France has also shifted to the left, al beit less so than Greece. The victory of the soft spoken 57-year old François Hollande over Nicolas Sarkozy has been read again as a rejection of the austerity and high unemployment line of Sarkozy. Sarkozy's bellicose foreign policy, with macho posturing with military interventions in Libya and an attempted intervention in Syria did not help him get over the French electorate’s dislike of Sarkozy. If Hollande was bland, Sarkozy's in-your-face politics did not help him win too many friends either.

But the French elections was not about style – it was about economy just as the Greek elections was. What was rejected was the neo-liberal policies that in Europe benefits only finance capital. It is built on low deficits and deep cuts in social welfare and public spending. With mounting unemployment and a tranche of unpopular benefit cutting measures that saw French unions mobilise on a huge scale, Sarkozy's popularity was bound to fall.
 
The international press has focussed on the gains made by Marine Le Pen and her Party, the Front National. She polled 17.9 % of the votes, even higher than her father’s best showing in 2003, when he polled 16.9% of the votes, coming second and therefore entering the run-offs against Chirac.

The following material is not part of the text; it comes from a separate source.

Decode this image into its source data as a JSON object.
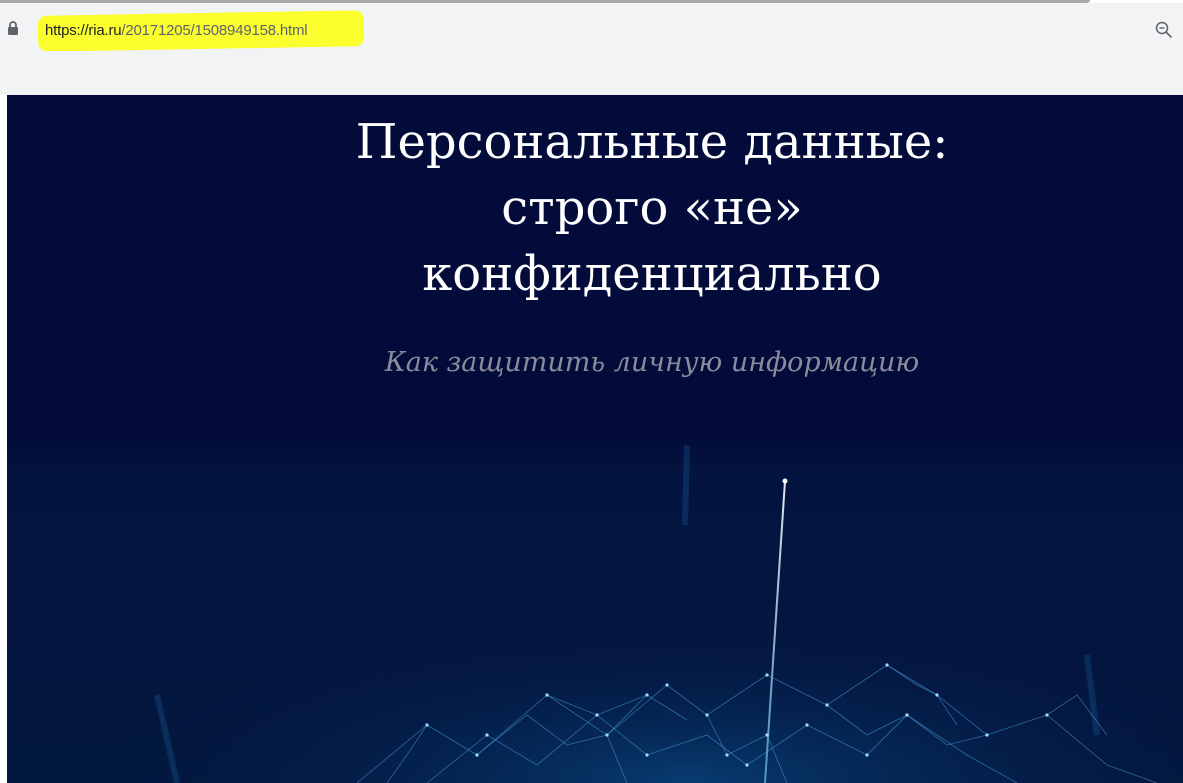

However, if we take the gains made by the left in France, even after discounting the victory of centre-left Hollande 30 years after Mitterrand won the French Presidency as a Socialist Party candidate, they are considerable. The left together with the greens, won more than 15% of the votes, with Jean-Luc Mélenchon, the candidate of the Left Front winning 11.1% votes. It is after a long time that a left candidate in France has got over 10% of the votes.

A part of the gain Le Pen made was due to National Front's position against the European Union. In this, the radical left and the ultra-nationalist both oppose European Union's economic policies, though for very different reasons. So a part of the anger against the austerity policies benefited Le Pen as well.

The key issue before Hollande is how far will he take his publicly articulated position against the austerity package coming out of Brussels? Will he cave in to Angela Merkel's rejection of his demand for a more growth oriented economic policy? Or will he become, as Pasok did in Greece, a care-taker of the neo-liberal regime in practice, while making critical noises? How far will he go in opposing Merkel is the key to his and France's future.

The more likely scenario is that Hollande will do what Mitterrand, his socialist predecessor did – succumb to global financial capital. Anything else requires much greater commitment than the Socialist Party in France has shown for a long time.

This leaves the entire centre open to contention. With Sarkozy's UMP under threat from Le Pen's National Front, the Left has to chart a course that will expand its base, while containing the right-wing threat from Le Pen. Who will gain how much from the centre if the centrist parties – UMP and the Socialists – continue with the current neo-liberal regime, is the key question in France. If Hollande succumbs as the right-wing is already crowing, the left has to take to the streets to stop France's slide down the austerity path. Otherwise,  National Front will grow to become a long-term threat.

 

Both Greece and France have voted against the current neo-liberal orthodoxy that has been the hall-mark of the EU. Whether these policies can continue even after their rejection by the people will have to be seen. But it is clear that crunch time is approaching for neo-liberal economics in Europe. The people have spoken quite clearly. Whether bankers who control the politics of Europe today will let go, remains to be seen. For that, the people will have to take to the streets. In future, we will have to talk of European streets in the same way the international media speaks of Arab streets. 2012 could well be the beginning of a European Spring.